一枚の葉が流れの中に揉まれているのを想像してみて欲しい。川底や岸沿いをきりきりと舞って、水面近くにふわりと上がってきたところをそっと掬いとる。これは、僕が感情を言葉にするイメージだ。拾い上げるというよりも、掬いとるという言葉が似つかわしい、と僕は思っている。

対して怒りや憎しみという負の感情は、同じ水でも違ったイメージがある。秋、落葉の季節、川岸や水底を埋め尽くすほどの落ち葉が濁った水と共にごうごうと流れている。僕が腕を流れの中に差し込むと、濡れて柔らかく、破れて黒ずんだ落ち葉がべっとりと掌に絡み付く――そんなイメージだ。振りほどこうと腕を振ると、びしゃっと水面に叩きつけられてあっというまに下流へと流されてゆく。澪筋に立ち尽くす僕の足元には、振り払ったものの何倍もの落ち葉が絡みついてゆく。

僕がもっとも怒りを覚えることは、自分自身のやるせなさや不甲斐なさだ。どうしてできない、どうしてやらない、という苛立ちや、知識や知恵が足りないことに対する憤りが常に渦巻いている気がする。常に、といってもそれが表に出てくるのは「できないこと」「知らないこと」に気づいた瞬間だから、なにかに当り散らしたりすることはあまりなくて、せいぜい不機嫌そうな顔になるだけだ、と思う。それでも、能力の低さというか、ナニモノにもなれずにふにゃふにゃとやり過ごしている自分に対する怒りは常に、本当に常に抱えていて、それがある種の原動力となりさえしている。

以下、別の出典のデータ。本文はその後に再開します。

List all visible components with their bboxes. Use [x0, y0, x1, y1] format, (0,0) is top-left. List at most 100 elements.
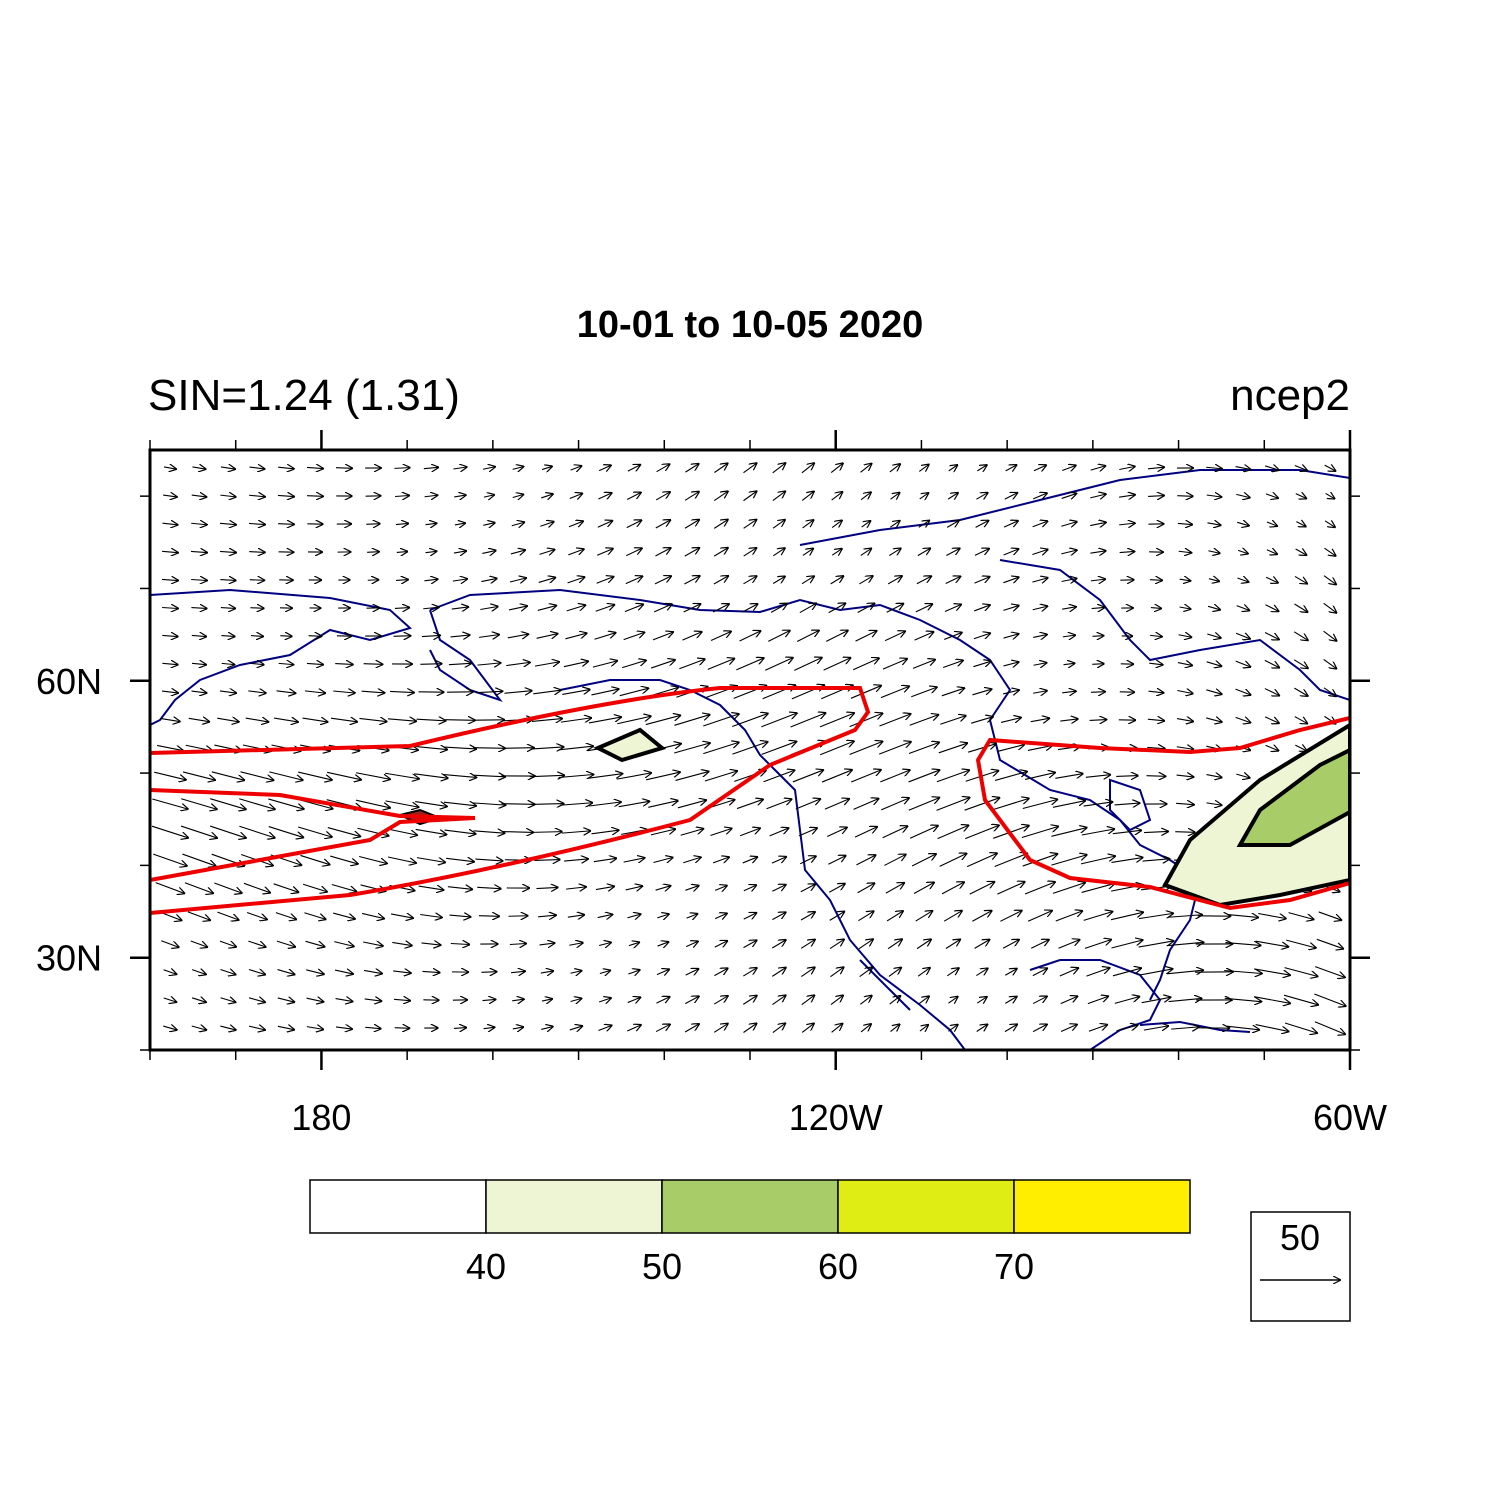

その怒りのイメージに、僕はひとつの救いを見出した。水の冷たさに足が動かなくなったり、落ち葉を振り払うのに疲れて膝をついたりはするけれど、僕はそこで「万物流転」とか「流れに身を任せよ」とか「れっといっとびー」とか、そういうヌルいことを決して言わない。足元の水を撒き散らしながら、僕はただ上流を目指している。源流に辿り着きたいのではない、ただ流れに逆らっていたいのだ、とわかったのだ。それはもう盛大に、ばしゃばしゃと。